Almeno ho potuto salutare il mio papà

La lettera al direttore

Caro papà, almeno ho potuto salutarti

Caro direttore, mercoledì mattina è morto mio padre. La morte di un proprio caro non è mai semplice, lascia profonde cicatrici perché è oggettiva, non lascia interpretazioni, non ci sono né se né ma. Lascia l’amaro in bocca, di non aver fatto abbastanza, di non aver detto un «ti voglio bene», un «grazie per come mi hai cresciuto» in più.
Si vive quasi nell’illusione di un’immortalità perché, come purtroppo quando ci sono gli incidenti, si pensa che a noi non succederà.

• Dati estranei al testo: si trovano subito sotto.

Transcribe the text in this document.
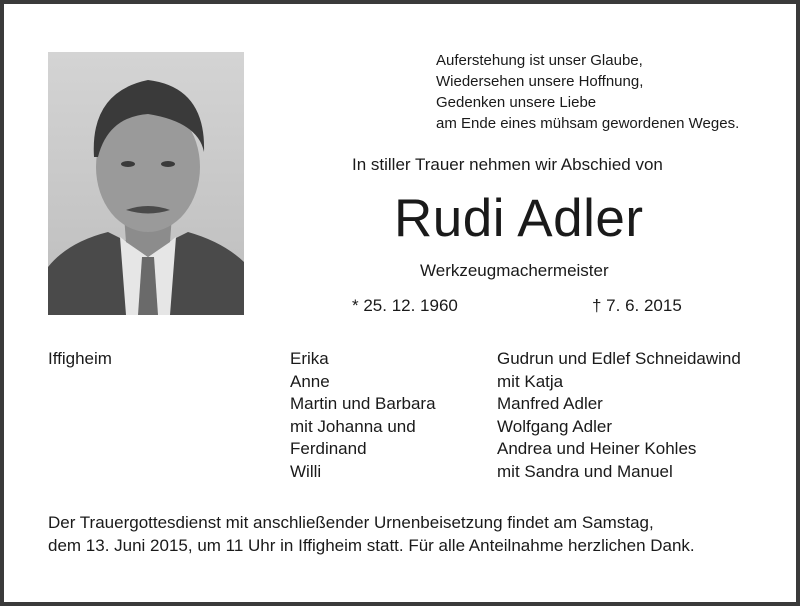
Auferstehung ist unser Glaube,
Wiedersehen unsere Hoffnung,
Gedenken unsere Liebe
am Ende eines mühsam gewordenen Weges.
In stiller Trauer nehmen wir Abschied von
Rudi Adler
Werkzeugmachermeister
* 25. 12. 1960	† 7. 6. 2015
Iffigheim	Erika
Anne
Martin und Barbara
mit Johanna und
Ferdinand
Willi
Gudrun und Edlef Schneidawind
mit Katja
Manfred Adler
Wolfgang Adler
Andrea und Heiner Kohles
mit Sandra und Manuel
Der Trauergottesdienst mit anschließender Urnenbeisetzung findet am Samstag,
dem 13. Juni 2015, um 11 Uhr in Iffigheim statt. Für alle Anteilnahme herzlichen Dank.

Invece lei è li come un sassolino nella scarpa, che senti, che sai che c’è ma fai finta di niente.
Ora ha bussato anche alla mia porta e come tanti non ero preparato, ma sono stato fortunato perché, in questo assurdo periodo, ho comunque potuto dargli l’ultimo saluto, l’ho stretto a me, gli ho tenuto la mano per tanto tempo, l’ho coccolato pensando a quando da piccolo mi abbracciava stretto stretto questo “grande omone” e poi l’ho lasciato andare. L’ho ringraziato e gli ho detto che poteva finalmente riposare.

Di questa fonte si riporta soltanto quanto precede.